Single by Kacey Musgraves

from the album Same Trailer Different Park
- Released: April 1, 2013
- Genre: Country rock
- Length: 3:08
- Label: Mercury Nashville
- Songwriters: Luke Laird; Shane McAnally; Kacey Musgraves;
- Producers: Luke Laird; Shane McAnally; Kacey Musgraves;

Kacey Musgraves singles chronology
| "Merry Go 'Round" (2012) | "Blowin' Smoke" (2013) | "Follow Your Arrow" (2013) |

= Blowin' Smoke =

"Blowin' Smoke" is a song co-written and recorded by American country music singer Kacey Musgraves, featured on her major label debut album, Same Trailer Different Park. It was released April 1, 2013, as the album's second single. It was written and produced by Musgraves, Luke Laird, and Shane McAnally. As of July 10, 2013, the single has sold 135,000 copies in the United States.

==Content==
The song is about a waitress who is "down on her luck" and aspires to do better, but is "just blowin' smoke". The title is a double meaning, referencing the fact that the waitress is smoking a cigarette while also playing on the term "blowing smoke", which Musgraves refers to as meaning "talking shit".

The song opens and closes with the ambient noise of a Waffle House restaurant, recorded by co-writer and co-producer Luke Laird.

== Critical reception ==

Billy Dukes at Taste of Country said "every element of 'Blowin' Smoke' works together to fill in gaps in a listener’s mind, especially one who’s never behind the bar or in front of a line cook, nervously tapping on a steel counter while their table’s food is prepared.

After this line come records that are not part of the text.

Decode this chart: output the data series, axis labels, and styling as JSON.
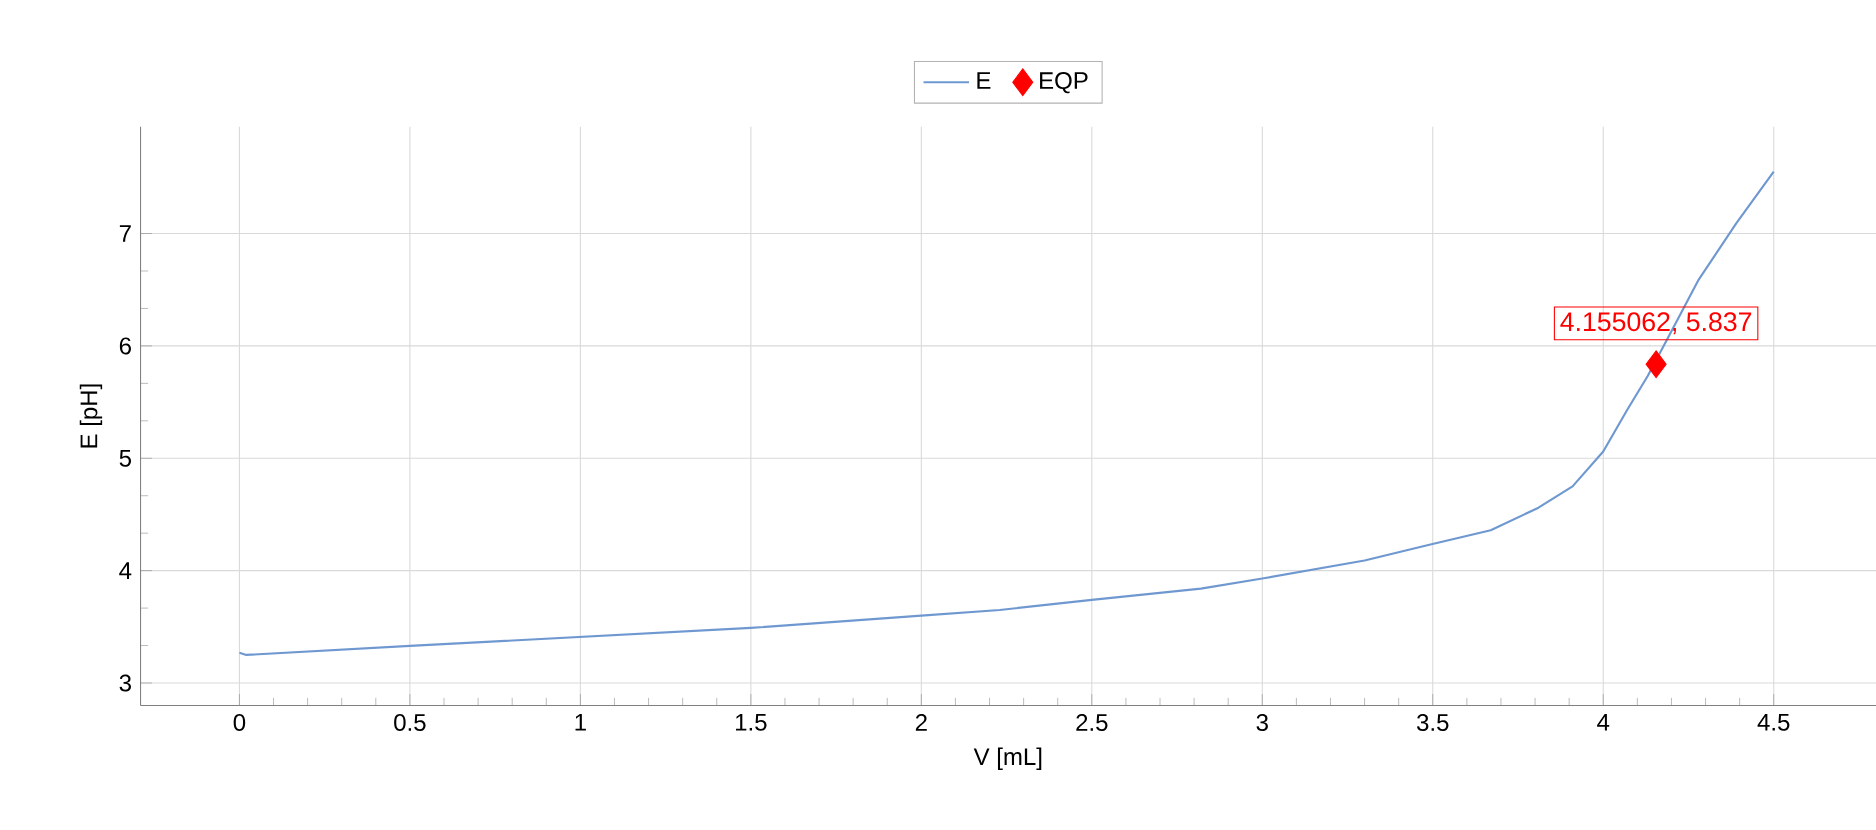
{
  "chart_data": {
    "type": "line",
    "xlabel": "V [mL]",
    "ylabel": "E [pH]",
    "xlim": [
      -0.29,
      4.8
    ],
    "ylim": [
      2.8,
      7.95
    ],
    "xticks": [
      0,
      0.5,
      1,
      1.5,
      2,
      2.5,
      3,
      3.5,
      4,
      4.5
    ],
    "yticks": [
      3,
      4,
      5,
      6,
      7
    ],
    "grid": true,
    "legend": "top",
    "series": [
      {
        "name": "E",
        "color": "#6f98d0",
        "marker": "none",
        "x": [
          0,
          0.02,
          0.5,
          1,
          1.5,
          2,
          2.23,
          2.5,
          2.82,
          3.0,
          3.3,
          3.49,
          3.67,
          3.81,
          3.91,
          4.0,
          4.07,
          4.13,
          4.2,
          4.28,
          4.39,
          4.5
        ],
        "values": [
          3.27,
          3.25,
          3.33,
          3.41,
          3.49,
          3.6,
          3.65,
          3.74,
          3.84,
          3.93,
          4.09,
          4.23,
          4.36,
          4.56,
          4.75,
          5.06,
          5.43,
          5.73,
          6.13,
          6.59,
          7.09,
          7.55
        ]
      },
      {
        "name": "EQP",
        "type": "scatter",
        "color": "#ff0000",
        "marker": "diamond",
        "x": [
          4.155062
        ],
        "values": [
          5.837
        ]
      }
    ],
    "annotations": [
      {
        "text": "4.155062, 5.837",
        "x": 4.155062,
        "y": 5.837
      }
    ]
  }
}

The peculiarity of subject matter may prevent this single from being a chart-topper, but one gets the feeling that’s not the singer’s measure of success anyway". Matt Bjorke at Roughstock said the song "features an interesting story about how we all say we're gonna do things and change our lives but we end up not doing it. It's honest and real, unlike so much of Today's music". Daryl Addison at GAC says "Kacey sings with more than a hint of her character’s jealous contempt, we’re all out here talkin’ trash, makin’ bets, lips wrapped ’round our cigarettes, when a fellow waitress follows her heart to Vegas.

==Music video==
The music video was directed by Honey and premiered on CMT and GAC in May 2013.

== Chart performance ==
"Blowin' Smoke" debuted at number 56 on Billboard's Country Airplay chart for the week of April 13, 2013. It also debuted at number 48 on Billboard's Hot Country Songs chart for the week of April 27, 2013. It also debuted at number 10 on the U.S. Billboard Bubbling Under Hot 100 Singles chart for the week of June 22, 2013.

==Charts==

===Weekly charts===

| Chart (2013) | Peak position |
|---|---|
| Canada Country (Billboard) | 46 |
| US Bubbling Under Hot 100 (Billboard) | 7 |
| US Country Airplay (Billboard) | 23 |
| US Hot Country Songs (Billboard) | 31 |

===Year-end charts===

| Chart (2013) | Position |
|---|---|
| US Country Airplay (Billboard) | 95 |
| US Hot Country Songs (Billboard) | 91 |

==Certifications==

| Region | Certification | Certified units/sales |
| United States (RIAA) | Platinum | 1,000,000^{‡} |
^{‡} Sales+streaming figures based on certification alone.